(di Roberto Falaschi) – La FED di New York, così come Fort Knox, conservano a vario titolo anche parte delle riserve auree di numerosi Stati che talvolta per un qualche motivo chiedono di poterlo visionare. Ciò anche in considerazione del fatto che ad intervalli regolari i lingotti d’oro vanno rifusi per mantenerne intatta la qualità e quindi il valore. Circa un paio di anni fa, evidentemente mossa da qualche sospetto, la Bandesbank chiese alla FED di New York di poter visionare le millecinquecento tonnellate dei propri lingotti che questa custodisce.
Con estrema sorpresa si sentì rispondere di non preoccuparsi, perché l’oro era ben conservato e che loro, la FED, si sarebbero occupati di tutto. Insospettita da siffatto atteggiamento la Bundesbank chiese il rimpatrio di trecento tonnellate. L’incredibile risposta della FED di New York fu che avrebbero provveduto dopo sette anni e fin’ora ne sono state restituite solamente cinque.
C’è da domandarsi cosa sarebbe successo a questo punto in una simile situazione tra privati. Comunque la Bundesbank, evidentemente di concerto con il proprio governo e comprendendo benissimo come era stato utilizzato il suo oro, fece finta di nulla rispondendo che non vi era alcun problema.
Viene spontaneo domandarsi come mai quell’oro non fosse più nella disponibilità della FED di New York. La risposta però è altrettanto spontanea: quell’oro è stato dato in pegno in cambio di prestiti. Il debito USA si deve pur finanziare e la circostanza che sia l’unica moneta per la transazione delle materie prime, soprattutto del petrolio, evidentemente non è sufficiente a sostenerlo. E poi serve come “arma” negli scontri finanziari tra Stati.
Un audit presso le riserve auree della FED di New York e presso Fort Knox sarebbe così catastrofico che potrebbe mandare in tilt tutto il sistema finanziario data la quantità di “maneggi” che sono avvenuti con quell’oro depositato in quelle istituzioni che ricostruire il percorso dei prestiti e contro prestiti, è di fatto impossibile. Il “maneggio” finanziario che permette queste manovre prende giustamente il nome di “rehypothecation”. Comunque sono trascorsi sei decenni dall’ultimo audit e questo la dice lunga.

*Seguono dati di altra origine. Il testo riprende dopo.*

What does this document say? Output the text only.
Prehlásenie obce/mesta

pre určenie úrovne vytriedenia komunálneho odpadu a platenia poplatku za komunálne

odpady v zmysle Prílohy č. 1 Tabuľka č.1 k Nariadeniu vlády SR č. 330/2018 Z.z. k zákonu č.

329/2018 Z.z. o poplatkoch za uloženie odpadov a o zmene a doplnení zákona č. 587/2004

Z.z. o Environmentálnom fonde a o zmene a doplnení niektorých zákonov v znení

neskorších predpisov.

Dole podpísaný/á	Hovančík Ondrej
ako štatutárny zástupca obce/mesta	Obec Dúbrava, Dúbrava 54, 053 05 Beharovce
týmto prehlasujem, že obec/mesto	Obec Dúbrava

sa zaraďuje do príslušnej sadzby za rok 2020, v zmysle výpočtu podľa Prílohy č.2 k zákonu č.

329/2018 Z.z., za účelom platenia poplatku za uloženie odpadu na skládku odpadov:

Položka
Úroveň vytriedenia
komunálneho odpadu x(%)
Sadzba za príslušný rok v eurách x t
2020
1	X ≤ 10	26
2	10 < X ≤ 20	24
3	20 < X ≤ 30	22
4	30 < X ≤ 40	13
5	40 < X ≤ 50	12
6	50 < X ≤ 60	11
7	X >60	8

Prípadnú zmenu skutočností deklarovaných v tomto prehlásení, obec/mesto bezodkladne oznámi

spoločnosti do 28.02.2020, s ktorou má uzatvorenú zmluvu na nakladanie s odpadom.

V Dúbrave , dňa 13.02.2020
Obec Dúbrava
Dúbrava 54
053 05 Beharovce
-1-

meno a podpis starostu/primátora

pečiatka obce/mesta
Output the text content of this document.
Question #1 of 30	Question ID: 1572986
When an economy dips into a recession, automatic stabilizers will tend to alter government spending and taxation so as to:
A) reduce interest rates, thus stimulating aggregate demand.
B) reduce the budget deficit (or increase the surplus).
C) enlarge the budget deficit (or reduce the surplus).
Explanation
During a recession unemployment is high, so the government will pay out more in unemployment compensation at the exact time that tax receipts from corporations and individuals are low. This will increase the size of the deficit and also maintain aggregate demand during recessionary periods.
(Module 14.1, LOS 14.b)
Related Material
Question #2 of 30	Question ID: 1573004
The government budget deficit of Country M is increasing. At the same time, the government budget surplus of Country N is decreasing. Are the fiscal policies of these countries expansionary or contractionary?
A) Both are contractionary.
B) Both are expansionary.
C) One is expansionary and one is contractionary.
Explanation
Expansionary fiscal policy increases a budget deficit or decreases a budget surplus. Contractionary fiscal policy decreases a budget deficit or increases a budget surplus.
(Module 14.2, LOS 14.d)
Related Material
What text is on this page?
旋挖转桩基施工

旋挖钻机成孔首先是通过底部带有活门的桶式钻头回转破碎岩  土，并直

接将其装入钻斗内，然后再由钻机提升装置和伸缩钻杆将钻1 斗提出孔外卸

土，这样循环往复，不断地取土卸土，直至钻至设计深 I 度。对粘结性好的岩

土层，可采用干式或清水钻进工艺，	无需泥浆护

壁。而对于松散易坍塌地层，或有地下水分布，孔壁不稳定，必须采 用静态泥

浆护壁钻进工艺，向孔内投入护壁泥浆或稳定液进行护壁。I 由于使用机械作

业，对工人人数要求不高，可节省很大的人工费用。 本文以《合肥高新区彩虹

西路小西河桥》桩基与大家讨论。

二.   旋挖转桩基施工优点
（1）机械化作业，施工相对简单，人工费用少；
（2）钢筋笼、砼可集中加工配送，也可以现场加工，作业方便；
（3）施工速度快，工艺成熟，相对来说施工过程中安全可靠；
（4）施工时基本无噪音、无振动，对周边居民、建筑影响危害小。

Queste manovre hanno anche lo scopo di consentire le guerre finanziarie che vari Stati ostili si combattono tra di loro e gli Stati Uniti sono naturalmente tra i principali attori, così come naturalmente Russia e Cina. Tra l’altro quest’ultima possiede una tale quantità di titoli USA da essere in grado di esercitare pressioni su questi.
Se nelle transazioni ordinarie l’oro non viene più utilizzato quale merce di scambio, il suo uso è invece regolare per quegli scambi commerciali che avvengono al di fuori del normale sistema monetario, in particolare da e verso gli Stati sotto embargo internazionale, non potendosi effettuare versamenti bancari regolari.
Altro sistema utilizzato dagli Stati embargati è quello di servirsi di banche situate in Paesi compiacenti ove erano stati già depositati abbondanti fondi o dove vi vengono avviati i ricavi delle transazioni aggiranti l’embargo.
Resta comunque che l’oro è sempre la merce di scambio più sicura e ricercata non dovendo sottostare alla disponibilità di paesi compiacenti e ad eventuali loro ricatti o condizionamenti.
Domanda da porsi, ma che certamente non potrà avere risposta: dove sarà l’oro delle riserve auree italiane depositato all’estero?